Turning back to the Arum I was facing, I simply ended it—quickly. Brutally. I wheeled around, just in time to see the Arum touch her. If I thought I was pissed before, I’d been wrong, because I could taste it on my tongue.

“Daemon!” she shouted.

I spun around, catching an Arum creeping right up on me and got out of its way. I didn’t have time for this shit. I heard the shout of the Arum Kat had faced off with, and then it was up on the ceiling, doing its imploding thing. I grabbed the Arum in front of me, tossing it to the side.

We need to get out of here. Dawson sent the message to me, and I tossed a no shit look back in his direction.

I spun toward Matthew, who was picking himself up. Our gazes collided. Unease built in his eyes, and that bad taste spread in my mouth. Remember the plan. Get Kat out of here.

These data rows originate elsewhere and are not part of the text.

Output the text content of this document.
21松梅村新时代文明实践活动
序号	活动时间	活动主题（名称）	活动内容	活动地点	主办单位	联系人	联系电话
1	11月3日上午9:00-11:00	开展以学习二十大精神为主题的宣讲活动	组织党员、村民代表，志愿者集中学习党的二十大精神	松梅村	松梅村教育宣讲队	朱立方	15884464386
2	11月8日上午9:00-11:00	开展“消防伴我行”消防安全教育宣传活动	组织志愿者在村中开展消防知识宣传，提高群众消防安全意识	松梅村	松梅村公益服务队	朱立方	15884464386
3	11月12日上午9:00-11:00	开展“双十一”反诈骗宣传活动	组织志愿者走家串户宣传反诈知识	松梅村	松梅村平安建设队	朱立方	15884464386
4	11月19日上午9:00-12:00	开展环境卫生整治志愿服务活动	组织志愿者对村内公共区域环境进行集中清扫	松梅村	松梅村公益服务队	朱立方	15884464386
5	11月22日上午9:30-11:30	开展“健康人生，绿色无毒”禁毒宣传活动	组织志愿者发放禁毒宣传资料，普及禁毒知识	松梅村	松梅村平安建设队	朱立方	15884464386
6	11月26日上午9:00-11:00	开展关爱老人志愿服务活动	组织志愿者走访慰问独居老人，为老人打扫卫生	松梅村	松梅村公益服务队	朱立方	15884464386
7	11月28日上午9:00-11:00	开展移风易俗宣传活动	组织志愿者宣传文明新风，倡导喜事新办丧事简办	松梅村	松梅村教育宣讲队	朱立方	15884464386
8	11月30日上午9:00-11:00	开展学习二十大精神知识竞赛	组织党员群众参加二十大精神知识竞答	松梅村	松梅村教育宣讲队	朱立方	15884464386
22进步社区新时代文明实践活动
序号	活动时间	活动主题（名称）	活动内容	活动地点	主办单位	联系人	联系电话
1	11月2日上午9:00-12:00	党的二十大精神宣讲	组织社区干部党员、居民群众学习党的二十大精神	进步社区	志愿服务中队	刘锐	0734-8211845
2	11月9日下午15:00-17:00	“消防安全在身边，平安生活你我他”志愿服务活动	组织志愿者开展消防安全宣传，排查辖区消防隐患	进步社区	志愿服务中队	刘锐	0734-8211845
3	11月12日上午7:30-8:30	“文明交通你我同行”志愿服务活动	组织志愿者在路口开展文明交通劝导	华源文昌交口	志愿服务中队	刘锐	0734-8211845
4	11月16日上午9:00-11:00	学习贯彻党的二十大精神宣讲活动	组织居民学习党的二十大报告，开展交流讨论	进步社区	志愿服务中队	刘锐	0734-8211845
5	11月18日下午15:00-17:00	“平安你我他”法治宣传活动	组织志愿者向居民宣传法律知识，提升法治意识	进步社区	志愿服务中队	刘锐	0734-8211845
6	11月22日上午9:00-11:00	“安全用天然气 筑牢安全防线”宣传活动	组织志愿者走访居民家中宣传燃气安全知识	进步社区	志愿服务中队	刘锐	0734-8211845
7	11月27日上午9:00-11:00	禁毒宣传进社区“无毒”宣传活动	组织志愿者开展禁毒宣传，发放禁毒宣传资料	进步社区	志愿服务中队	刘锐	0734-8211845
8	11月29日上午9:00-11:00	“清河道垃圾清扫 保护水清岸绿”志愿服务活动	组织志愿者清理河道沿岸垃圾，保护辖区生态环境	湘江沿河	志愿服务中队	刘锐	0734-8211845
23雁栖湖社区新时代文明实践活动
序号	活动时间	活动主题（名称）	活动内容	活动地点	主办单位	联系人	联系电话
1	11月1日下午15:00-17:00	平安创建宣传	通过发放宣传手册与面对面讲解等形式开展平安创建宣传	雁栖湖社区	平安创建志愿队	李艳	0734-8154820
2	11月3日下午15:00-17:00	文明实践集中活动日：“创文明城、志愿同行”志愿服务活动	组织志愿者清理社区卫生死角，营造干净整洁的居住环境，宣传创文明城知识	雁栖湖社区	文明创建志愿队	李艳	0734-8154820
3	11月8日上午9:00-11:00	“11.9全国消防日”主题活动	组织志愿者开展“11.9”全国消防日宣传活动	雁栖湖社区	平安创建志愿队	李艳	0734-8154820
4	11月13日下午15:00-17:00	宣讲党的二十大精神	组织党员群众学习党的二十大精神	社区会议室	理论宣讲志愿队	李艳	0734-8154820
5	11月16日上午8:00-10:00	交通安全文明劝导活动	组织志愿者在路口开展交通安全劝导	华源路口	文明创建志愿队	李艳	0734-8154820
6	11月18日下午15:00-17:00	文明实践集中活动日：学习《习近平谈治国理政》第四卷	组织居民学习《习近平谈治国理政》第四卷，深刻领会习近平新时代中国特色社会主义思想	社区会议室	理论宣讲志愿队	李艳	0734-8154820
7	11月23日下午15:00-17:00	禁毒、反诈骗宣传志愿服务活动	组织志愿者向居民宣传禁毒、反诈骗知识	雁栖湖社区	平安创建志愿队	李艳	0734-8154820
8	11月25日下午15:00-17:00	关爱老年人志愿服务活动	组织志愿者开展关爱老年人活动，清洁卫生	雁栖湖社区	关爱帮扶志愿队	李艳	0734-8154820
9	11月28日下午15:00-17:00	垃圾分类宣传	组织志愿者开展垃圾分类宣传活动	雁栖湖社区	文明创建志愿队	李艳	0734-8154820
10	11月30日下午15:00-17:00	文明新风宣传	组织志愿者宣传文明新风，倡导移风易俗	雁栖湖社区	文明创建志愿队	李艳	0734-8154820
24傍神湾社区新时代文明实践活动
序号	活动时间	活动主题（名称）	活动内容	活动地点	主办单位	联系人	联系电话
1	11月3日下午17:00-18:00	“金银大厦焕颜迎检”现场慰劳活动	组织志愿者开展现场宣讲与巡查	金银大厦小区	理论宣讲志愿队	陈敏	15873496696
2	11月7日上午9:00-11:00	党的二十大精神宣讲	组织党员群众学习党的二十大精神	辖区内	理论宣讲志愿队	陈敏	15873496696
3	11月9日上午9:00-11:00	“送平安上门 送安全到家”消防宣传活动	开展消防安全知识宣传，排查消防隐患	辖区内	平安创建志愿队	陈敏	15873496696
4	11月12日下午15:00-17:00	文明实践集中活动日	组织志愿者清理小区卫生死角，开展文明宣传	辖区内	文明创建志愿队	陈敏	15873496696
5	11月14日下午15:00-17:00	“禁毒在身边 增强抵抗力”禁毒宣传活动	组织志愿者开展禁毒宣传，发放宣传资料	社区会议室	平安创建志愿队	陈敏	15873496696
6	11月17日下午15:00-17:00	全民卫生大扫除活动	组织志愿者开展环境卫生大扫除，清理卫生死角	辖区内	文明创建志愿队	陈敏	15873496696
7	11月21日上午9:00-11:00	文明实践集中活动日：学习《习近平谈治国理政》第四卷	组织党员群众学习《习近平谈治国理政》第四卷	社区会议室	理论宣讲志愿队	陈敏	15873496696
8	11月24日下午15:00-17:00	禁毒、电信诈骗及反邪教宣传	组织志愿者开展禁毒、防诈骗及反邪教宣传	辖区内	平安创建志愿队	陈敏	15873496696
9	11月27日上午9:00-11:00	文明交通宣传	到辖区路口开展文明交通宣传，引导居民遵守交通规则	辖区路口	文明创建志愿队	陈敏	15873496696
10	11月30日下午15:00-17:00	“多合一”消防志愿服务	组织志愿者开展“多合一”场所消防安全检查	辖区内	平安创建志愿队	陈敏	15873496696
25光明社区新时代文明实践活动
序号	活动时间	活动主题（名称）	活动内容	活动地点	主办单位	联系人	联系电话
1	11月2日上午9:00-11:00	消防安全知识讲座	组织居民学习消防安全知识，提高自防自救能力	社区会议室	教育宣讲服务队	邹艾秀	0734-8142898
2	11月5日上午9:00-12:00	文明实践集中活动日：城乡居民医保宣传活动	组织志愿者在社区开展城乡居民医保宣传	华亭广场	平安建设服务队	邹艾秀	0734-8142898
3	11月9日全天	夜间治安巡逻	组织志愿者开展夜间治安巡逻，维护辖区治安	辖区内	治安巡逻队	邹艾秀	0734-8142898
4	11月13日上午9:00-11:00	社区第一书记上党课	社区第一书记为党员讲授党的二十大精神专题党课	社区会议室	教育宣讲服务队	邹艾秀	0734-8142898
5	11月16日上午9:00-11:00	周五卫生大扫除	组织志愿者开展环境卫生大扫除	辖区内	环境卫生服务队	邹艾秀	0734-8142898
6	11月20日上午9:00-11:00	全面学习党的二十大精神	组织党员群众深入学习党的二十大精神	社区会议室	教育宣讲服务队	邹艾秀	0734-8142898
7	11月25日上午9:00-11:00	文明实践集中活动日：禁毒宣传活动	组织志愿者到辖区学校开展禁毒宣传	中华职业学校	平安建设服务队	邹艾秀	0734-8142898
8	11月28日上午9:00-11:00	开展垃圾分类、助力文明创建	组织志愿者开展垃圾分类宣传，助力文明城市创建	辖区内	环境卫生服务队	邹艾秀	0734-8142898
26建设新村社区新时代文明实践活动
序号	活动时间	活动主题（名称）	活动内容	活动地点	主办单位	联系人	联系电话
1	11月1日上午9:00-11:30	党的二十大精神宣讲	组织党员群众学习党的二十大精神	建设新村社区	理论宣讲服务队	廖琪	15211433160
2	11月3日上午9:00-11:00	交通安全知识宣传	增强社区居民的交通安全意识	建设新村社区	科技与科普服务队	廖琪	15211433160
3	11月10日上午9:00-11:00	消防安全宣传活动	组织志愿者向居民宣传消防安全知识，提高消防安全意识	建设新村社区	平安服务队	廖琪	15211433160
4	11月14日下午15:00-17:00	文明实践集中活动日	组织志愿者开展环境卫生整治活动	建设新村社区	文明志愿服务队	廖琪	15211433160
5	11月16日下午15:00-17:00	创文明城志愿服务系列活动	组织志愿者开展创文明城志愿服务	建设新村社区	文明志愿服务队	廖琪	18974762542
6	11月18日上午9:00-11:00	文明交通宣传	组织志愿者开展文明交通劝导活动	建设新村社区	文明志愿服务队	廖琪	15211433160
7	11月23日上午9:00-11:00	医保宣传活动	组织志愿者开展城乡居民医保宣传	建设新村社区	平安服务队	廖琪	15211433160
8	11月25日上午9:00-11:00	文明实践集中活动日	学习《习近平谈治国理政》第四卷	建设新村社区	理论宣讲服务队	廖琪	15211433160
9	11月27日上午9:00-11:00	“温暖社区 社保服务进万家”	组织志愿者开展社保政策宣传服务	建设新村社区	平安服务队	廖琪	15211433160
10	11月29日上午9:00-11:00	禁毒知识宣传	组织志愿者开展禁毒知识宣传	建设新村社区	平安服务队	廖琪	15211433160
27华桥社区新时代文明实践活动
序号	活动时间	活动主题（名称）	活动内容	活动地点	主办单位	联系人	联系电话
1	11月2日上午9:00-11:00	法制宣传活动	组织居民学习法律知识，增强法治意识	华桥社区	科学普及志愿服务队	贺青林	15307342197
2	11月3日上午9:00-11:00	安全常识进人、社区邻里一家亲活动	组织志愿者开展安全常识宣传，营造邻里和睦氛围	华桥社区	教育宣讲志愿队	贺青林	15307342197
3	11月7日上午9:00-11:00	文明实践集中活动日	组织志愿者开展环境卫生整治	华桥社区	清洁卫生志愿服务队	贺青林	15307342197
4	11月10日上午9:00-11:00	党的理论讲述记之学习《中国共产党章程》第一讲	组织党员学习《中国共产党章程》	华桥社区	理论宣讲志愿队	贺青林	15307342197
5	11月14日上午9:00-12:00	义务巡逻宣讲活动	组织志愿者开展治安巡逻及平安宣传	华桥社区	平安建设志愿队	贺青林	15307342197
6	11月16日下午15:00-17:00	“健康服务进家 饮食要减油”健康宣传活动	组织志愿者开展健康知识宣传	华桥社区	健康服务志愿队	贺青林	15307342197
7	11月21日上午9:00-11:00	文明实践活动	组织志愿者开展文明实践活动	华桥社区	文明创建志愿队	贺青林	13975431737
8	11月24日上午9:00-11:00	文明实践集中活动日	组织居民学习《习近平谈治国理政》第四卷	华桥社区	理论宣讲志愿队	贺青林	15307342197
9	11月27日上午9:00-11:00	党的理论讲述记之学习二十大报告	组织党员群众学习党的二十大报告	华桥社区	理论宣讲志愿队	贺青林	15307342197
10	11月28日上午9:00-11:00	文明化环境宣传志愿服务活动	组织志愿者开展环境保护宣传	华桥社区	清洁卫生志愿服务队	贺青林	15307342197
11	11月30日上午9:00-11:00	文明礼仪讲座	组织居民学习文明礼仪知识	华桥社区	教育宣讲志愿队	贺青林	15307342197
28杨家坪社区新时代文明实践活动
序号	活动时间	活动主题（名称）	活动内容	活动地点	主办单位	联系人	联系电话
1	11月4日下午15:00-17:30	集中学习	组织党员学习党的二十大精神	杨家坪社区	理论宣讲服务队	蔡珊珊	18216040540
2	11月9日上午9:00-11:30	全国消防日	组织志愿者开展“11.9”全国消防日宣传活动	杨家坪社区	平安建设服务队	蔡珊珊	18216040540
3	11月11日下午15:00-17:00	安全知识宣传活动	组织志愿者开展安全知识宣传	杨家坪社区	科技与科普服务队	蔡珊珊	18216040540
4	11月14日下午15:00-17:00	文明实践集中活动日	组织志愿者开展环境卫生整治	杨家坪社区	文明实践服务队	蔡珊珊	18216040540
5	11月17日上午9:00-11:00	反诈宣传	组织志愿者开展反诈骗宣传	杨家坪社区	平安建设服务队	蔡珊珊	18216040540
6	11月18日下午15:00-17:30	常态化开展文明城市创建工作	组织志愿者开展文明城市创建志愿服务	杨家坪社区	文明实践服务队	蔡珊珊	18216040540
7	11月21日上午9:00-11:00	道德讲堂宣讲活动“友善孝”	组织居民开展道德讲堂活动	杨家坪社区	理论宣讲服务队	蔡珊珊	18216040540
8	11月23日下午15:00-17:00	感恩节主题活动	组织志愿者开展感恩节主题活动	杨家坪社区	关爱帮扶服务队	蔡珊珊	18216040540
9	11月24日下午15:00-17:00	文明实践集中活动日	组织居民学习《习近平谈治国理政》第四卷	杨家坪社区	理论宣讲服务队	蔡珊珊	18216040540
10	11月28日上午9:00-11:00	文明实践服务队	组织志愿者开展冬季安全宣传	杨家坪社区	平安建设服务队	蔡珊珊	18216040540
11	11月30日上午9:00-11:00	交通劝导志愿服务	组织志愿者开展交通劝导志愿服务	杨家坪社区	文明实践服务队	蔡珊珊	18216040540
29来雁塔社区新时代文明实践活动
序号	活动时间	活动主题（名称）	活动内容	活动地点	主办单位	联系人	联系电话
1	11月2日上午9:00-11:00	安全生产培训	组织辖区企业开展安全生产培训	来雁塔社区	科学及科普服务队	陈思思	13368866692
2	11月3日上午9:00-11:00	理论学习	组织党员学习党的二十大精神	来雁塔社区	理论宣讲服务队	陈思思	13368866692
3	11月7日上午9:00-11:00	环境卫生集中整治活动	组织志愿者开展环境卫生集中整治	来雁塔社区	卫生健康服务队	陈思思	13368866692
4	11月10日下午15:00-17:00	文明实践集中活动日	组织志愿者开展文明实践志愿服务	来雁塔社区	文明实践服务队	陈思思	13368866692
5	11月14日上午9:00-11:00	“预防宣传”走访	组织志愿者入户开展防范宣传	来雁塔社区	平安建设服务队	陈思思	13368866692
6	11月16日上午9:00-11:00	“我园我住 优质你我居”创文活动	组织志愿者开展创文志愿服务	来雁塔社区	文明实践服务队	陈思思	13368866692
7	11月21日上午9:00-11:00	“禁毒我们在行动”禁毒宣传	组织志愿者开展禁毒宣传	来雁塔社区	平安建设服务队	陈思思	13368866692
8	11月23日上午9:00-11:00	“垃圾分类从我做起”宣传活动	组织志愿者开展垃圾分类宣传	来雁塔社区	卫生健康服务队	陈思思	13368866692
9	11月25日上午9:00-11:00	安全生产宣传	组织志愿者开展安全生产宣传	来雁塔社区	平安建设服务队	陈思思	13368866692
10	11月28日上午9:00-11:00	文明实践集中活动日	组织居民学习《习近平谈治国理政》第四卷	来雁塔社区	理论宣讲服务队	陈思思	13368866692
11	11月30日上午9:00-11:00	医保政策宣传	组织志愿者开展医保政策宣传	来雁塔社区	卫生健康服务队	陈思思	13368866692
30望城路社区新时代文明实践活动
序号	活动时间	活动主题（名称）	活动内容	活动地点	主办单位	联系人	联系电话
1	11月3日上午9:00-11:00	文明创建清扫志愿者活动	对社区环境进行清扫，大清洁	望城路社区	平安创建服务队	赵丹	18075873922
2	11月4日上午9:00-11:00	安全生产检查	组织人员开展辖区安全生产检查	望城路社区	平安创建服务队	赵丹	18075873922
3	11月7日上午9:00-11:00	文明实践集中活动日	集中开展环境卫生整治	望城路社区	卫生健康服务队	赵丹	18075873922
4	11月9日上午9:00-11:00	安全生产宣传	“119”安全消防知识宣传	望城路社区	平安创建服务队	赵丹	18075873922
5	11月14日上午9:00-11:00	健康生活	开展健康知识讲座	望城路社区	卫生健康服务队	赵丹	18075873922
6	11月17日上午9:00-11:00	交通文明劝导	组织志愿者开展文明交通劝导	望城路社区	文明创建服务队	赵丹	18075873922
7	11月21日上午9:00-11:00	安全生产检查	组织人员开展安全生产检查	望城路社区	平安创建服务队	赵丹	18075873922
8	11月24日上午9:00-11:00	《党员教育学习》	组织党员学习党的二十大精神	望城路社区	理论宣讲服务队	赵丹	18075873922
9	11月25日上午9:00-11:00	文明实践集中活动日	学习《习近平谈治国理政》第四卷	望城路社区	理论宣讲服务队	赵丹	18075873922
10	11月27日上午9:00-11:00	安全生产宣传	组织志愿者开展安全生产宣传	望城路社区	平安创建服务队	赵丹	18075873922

That message was sent directly at Matthew. He pushed forward, lips pressing into a firm, thin line as he nodded.

“Go! We need to go!” Dawson had a hold of Bethany and was practically carrying her out of here.

I turned, starting back to Kat, and I saw my mistake in painful detail. I’d told her to stay behind me like I was some kind of alien Hercules. She’d listened; for once in her life, she’d listened to me, and now there were too many feet between us. She was limping forward, her gaze on mine. Then she was down, catching herself with her hands as she hit the cement floor. Panic punched into my gut as she twisted onto her side.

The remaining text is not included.